March 28, 2024
BANGOR DAILY NEWS (BANGOR, MAINE

Bangor Beautiful wants membership to grow

Let’s put it in its own terms: Bangor Beautiful is recycling itself. It is working to cultivate a new membership that will ensure the growth of the organization and fulfill its mission of providing leadership in voluntary recycling and beautification through education and example.

Program director Dick Stockford said, “We want our organization to become more membership-driven. In the past, it’s been driven by a board of directors concerned with recycling and beautification.

“But we would like to draw in more people, not necessarily people interested in serving on the board, but people who would like to have a little voice in the beautification and recycling programs in their city.”

Adult memberships are $10 a year; $20 for families; $5 for students and seniors; and $100 for a corporate membership.

An increased membership would bring together people “who could coordinate neighborhood or area cleanup efforts, small beautification efforts,” Stockford said.

“For example, if a group of neighbors have a traffic island that’s just bare dirt, they might decide to plant petunias there.”

Bangor Beautiful does have money to spend to help make the city more attractive. “We just need to know,” Stockford said. “We need to have it brought to our attention.”

The organization may be best known for sponsoring the annual Bangor Garden Show. This year’s seventh annual show is slated for April 4-6.

In addiiton to that effort, Bangor Beautiful has led three successful Kenduskeag Stream Cleanup efforts, removing more than 100 tons of trash from the area.

It helped organize Bangor’s Voluntary Curbside Recycling Program that Stockford describes “as one of the most successful in the state,” and published the quarterly Recycling Newsletter.

The Community Gardens at Bass Park is another project in cooperation with Penobscot Master Gardeners and BB imitated the local Outdoor Gardening Contest.

The new board includes President Jerry Hughes, Vice President Paul Pattison, Secretary Dave Wheelock and Treasurer Irv Marsters. Stockford, Bangor’s retired police chief, runs the program from the Bangor Beautiful office in the Public Works building at 350 Maine Ave.

“The message we would like to get out is that we are looking for the ideas and energy of people who are concerned about beautification and recycling issues,” Stockford stated.

“In return for a modest membership fee and a little time, we offer a chance to make a positive impact on the quality of life in Bangor.”

Direct inquiries to Stockford at 990-1201.

We love the mascot of Washington County organizations that helps promote their area. Even his name is great.

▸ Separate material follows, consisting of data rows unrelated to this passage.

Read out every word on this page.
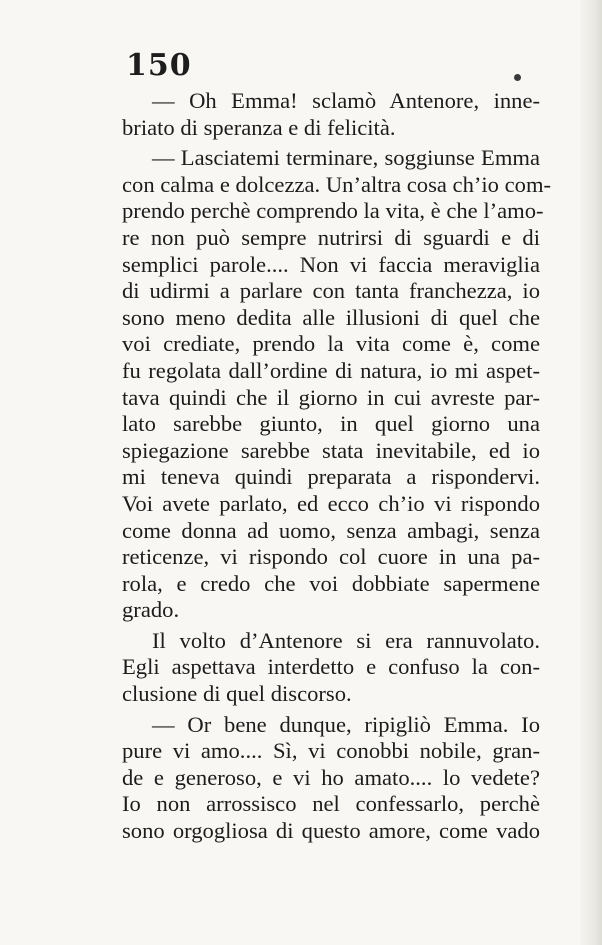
150
— Oh Emma! sclamò Antenore, inne-
briato di speranza e di felicità.
— Lasciatemi terminare, soggiunse Emma
con calma e dolcezza. Un’altra cosa ch’io com-
prendo perchè comprendo la vita, è che l’amo-
re non può sempre nutrirsi di sguardi e di
semplici parole.... Non vi faccia meraviglia
di udirmi a parlare con tanta franchezza, io
sono meno dedita alle illusioni di quel che
voi crediate, prendo la vita come è, come
fu regolata dall’ordine di natura, io mi aspet-
tava quindi che il giorno in cui avreste par-
lato sarebbe giunto, in quel giorno una
spiegazione sarebbe stata inevitabile, ed io
mi teneva quindi preparata a rispondervi.
Voi avete parlato, ed ecco ch’io vi rispondo
come donna ad uomo, senza ambagi, senza
reticenze, vi rispondo col cuore in una pa-
rola, e credo che voi dobbiate sapermene
grado.
Il volto d’Antenore si era rannuvolato.
Egli aspettava interdetto e confuso la con-
clusione di quel discorso.
— Or bene dunque, ripigliò Emma. Io
pure vi amo.... Sì, vi conobbi nobile, gran-
de e generoso, e vi ho amato.... lo vedete?
Io non arrossisco nel confessarlo, perchè
sono orgogliosa di questo amore, come vado
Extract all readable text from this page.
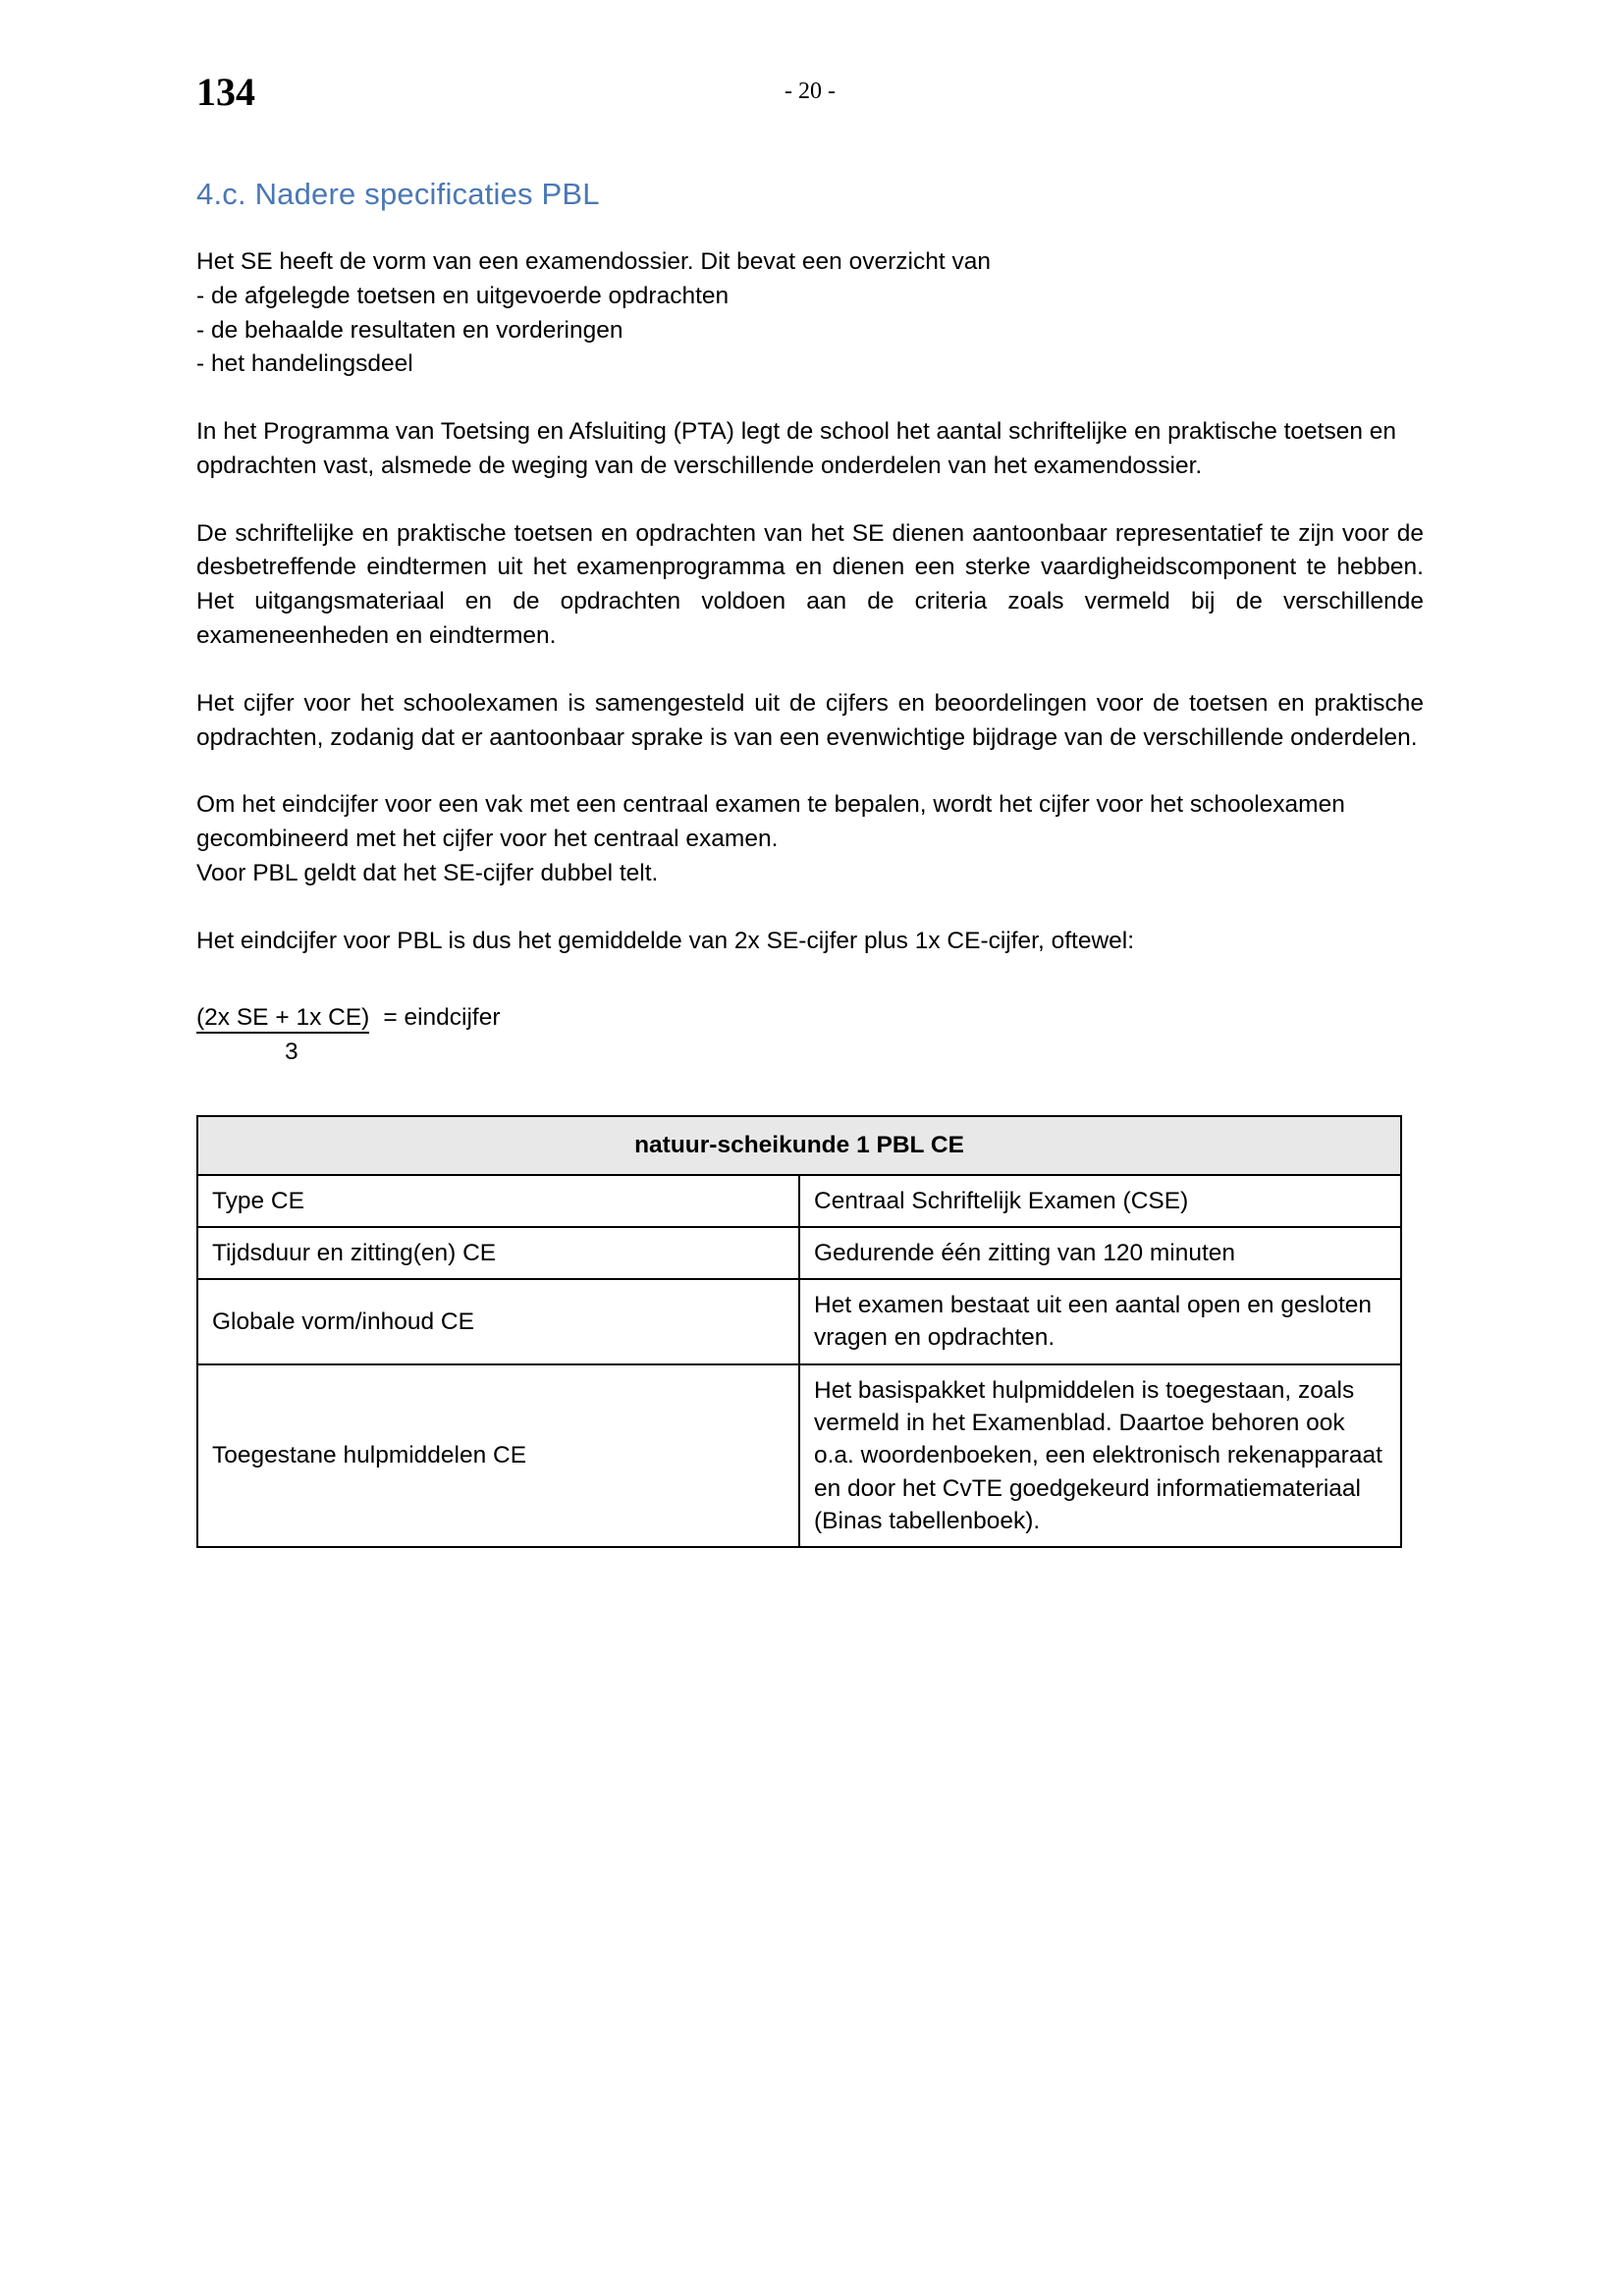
134	- 20 -
4.c. Nadere specificaties PBL

Het SE heeft de vorm van een examendossier. Dit bevat een overzicht van
- de afgelegde toetsen en uitgevoerde opdrachten
- de behaalde resultaten en vorderingen
- het handelingsdeel

In het Programma van Toetsing en Afsluiting (PTA) legt de school het aantal schriftelijke en praktische toetsen en opdrachten vast, alsmede de weging van de verschillende onderdelen van het examendossier.

De schriftelijke en praktische toetsen en opdrachten van het SE dienen aantoonbaar representatief te zijn voor de desbetreffende eindtermen uit het examenprogramma en dienen een sterke vaardigheidscomponent te hebben. Het uitgangsmateriaal en de opdrachten voldoen aan de criteria zoals vermeld bij de verschillende exameneenheden en eindtermen.

Het cijfer voor het schoolexamen is samengesteld uit de cijfers en beoordelingen voor de toetsen en praktische opdrachten, zodanig dat er aantoonbaar sprake is van een evenwichtige bijdrage van de verschillende onderdelen.

Om het eindcijfer voor een vak met een centraal examen te bepalen, wordt het cijfer voor het schoolexamen gecombineerd met het cijfer voor het centraal examen.
Voor PBL geldt dat het SE-cijfer dubbel telt.

Het eindcijfer voor PBL is dus het gemiddelde van 2x SE-cijfer plus 1x CE-cijfer, oftewel:

(2x SE + 1x CE) = eindcijfer
3
natuur-scheikunde 1 PBL CE	
Type CE	Centraal Schriftelijk Examen (CSE)
Tijdsduur en zitting(en) CE	Gedurende één zitting van 120 minuten
Globale vorm/inhoud CE	Het examen bestaat uit een aantal open en gesloten vragen en opdrachten.
Toegestane hulpmiddelen CE	Het basispakket hulpmiddelen is toegestaan, zoals vermeld in het Examenblad. Daartoe behoren ook o.a. woordenboeken, een elektronisch rekenapparaat en door het CvTE goedgekeurd informatiemateriaal (Binas tabellenboek).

He is Mainer’d, a moose dressed in a southwester and boots with a lobster that could, frankly, pass as a large crab clinging to his pocket. Take your pick. We think it’s a lobster.

Anyway. Mainer’d and Joanne Williams, representing the Washington County Promotions Board, and Downeast Resource Conservation and Development, encourage Washington and Hancock county folk to contribute to the Downeast Calendar of Events, a project of the DRCD Vacationland Resources Committee.

The March to December calendar features local church suppers, festivals, concerts and other community events.

Towns, organizations and individuals are invited to provide listings for the calendar.

That information should include the name, date, time and location of the event, a brief explanation, and a contact phone number.

The calendar will be available to local media, chambers of commerce, and state tourism offices. The deadline for submissions is Feb. 1.

Send your information to Downeast Calendar, P.O. Box 605, Machias 04654.

Williams and Mainer’d will thank you.

Peter Phillips and Nancy Scovern, coordinators for the Penquis Dispute Resolution Center of Penquis Community Action Program in Bangor, wrote the Bangor Daily News to express thanks for a Jan. 6 article describing Foxcroft Academy’s Peer Mediation Program.

The training for students and student coordinator Doreen Emerson at the Dover-Foxcroft school was the first for PDRC.

Since then, students have been trained at Brewer High School, Penobscot Job Corps Center in Bangor, Penquis Valley middle and high schools in Milo, and middle schools in Dedham and Holbrook. Plans are under way for training at a middle school in Hancock County.

Phillips and Scovern want readers to know that services of PDRC are available to those who wish to take advantage of them. “Public awareness and education about alternative ways of resolving conflict is increasingly important these days,” they wrote.